Excluding the organizations and projects that have failed provides only a small glimpse of the things that may have brought forth the success of those companies. It is possible those things we attribute to those organization’s success, may also happen at failing organizations, but we do not know, because we are not looking at the failures. There is much more that goes into the success of a project or business beyond these simple to see elements. It is not possible to see all the myriad of interactions, and innumerable stimuli and responses that result in the visible or able to determine the impact of these interactions on the outcome. Excluding projects or organizations that are deemed to have failed, tells only part of the story.
Because experts generally recognize just how much they don't know, they tend to underestimate their ability; or answer questions in a way that sounds reticent. There is recognition of dependencies, unknowns, or change of circumstances, and even subtle unknown emergent situations can radically change the results. On the other hand, people of a lower level of competency, often overestimate their competency, not having the same range of experiences from which to draw. It is easy to be over-confident when you are not aware of these factors that are often not readily observable or when insufficient experience precludes asking probing questions.
Thus, is the case of Dunning-Kruger. The more one knows and experiences, the more one knows there are things one does not know, and the rules may not be so hard and fast. Those of lower cognitive ability often overestimate their level of competence with the subject matter, and can outwardly appear to be quite confident and knowledgeable. In projects, we may make our plans based upon answers from the confident team members, that are not sufficiently competent, and find accepting the guidance from those that are reluctant to state with some surety difficult.

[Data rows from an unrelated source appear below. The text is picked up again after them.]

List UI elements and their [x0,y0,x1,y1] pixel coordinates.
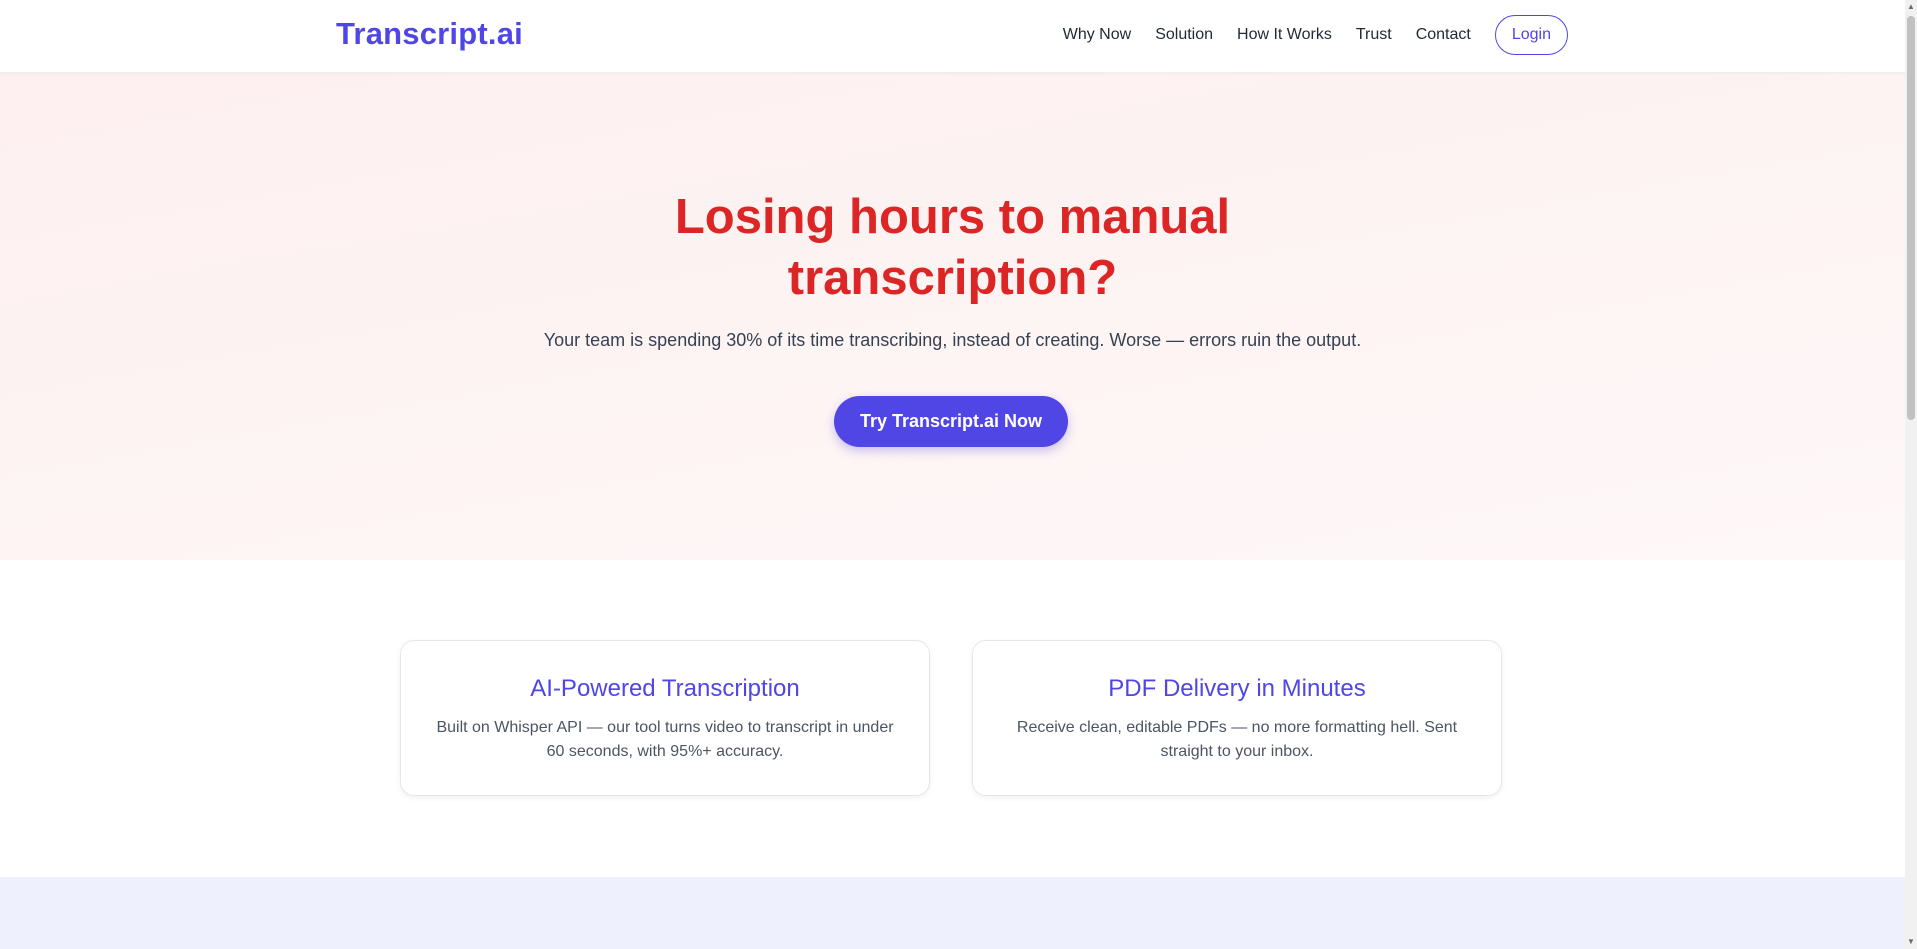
feature-card-title: PDF Delivery in Minutes [1108,675,1366,702]
nav-link-trust[interactable]: Trust [1356,14,1392,56]
nav-link-contact[interactable]: Contact [1416,14,1471,56]
nav-link-solution[interactable]: Solution [1155,14,1213,56]
scroll-down-arrow-icon[interactable]: ▼ [1905,935,1917,949]
feature-card-description: Receive clean, editable PDFs — no more f… [1016,719,1458,760]
scroll-up-arrow-icon[interactable]: ▲ [1905,0,1917,14]
nav-link-why-now[interactable]: Why Now [1063,14,1131,56]
hero-subtitle: Your team is spending 30% of its time tr… [543,330,1362,350]
try-now-button[interactable]: Try Transcript.ai Now [834,396,1068,447]
feature-card-title: AI-Powered Transcription [530,675,800,702]
page-scrollbar[interactable]: ▲ ▼ [1905,0,1917,949]
next-section [0,877,1905,949]
features-section: AI-Powered Transcription Built on Whispe… [0,560,1905,877]
site-header: Transcript.ai Why Now Solution How It Wo… [0,0,1905,73]
feature-card-pdf-delivery: PDF Delivery in Minutes Receive clean, e… [972,640,1502,796]
logo[interactable]: Transcript.ai [336,16,523,52]
feature-card-ai-transcription: AI-Powered Transcription Built on Whispe… [400,640,930,796]
main-nav: Why Now Solution How It Works Trust Cont… [1063,14,1568,56]
page: Transcript.ai Why Now Solution How It Wo… [0,0,1905,949]
scrollbar-thumb[interactable] [1907,16,1915,420]
hero-title: Losing hours to manual transcription? [674,190,1231,305]
nav-link-how-it-works[interactable]: How It Works [1237,14,1332,56]
login-button[interactable]: Login [1494,15,1568,55]
hero-section: Losing hours to manual transcription? Yo… [0,73,1905,560]
feature-card-description: Built on Whisper API — our tool turns vi… [436,719,894,760]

In our haste to move a project quickly, we take actions based upon things we think we know. Some of that will be based upon facts, and much more of that will be based upon perceptions that are influenced by these cognitive biases. Projects can be impacted by these biases in any of the project phases (for example, initiating, execution, and monitoring). The only way to avoid the negative impacts of these biases is to be aware of these potentialities and take appropriate actions to prevent them.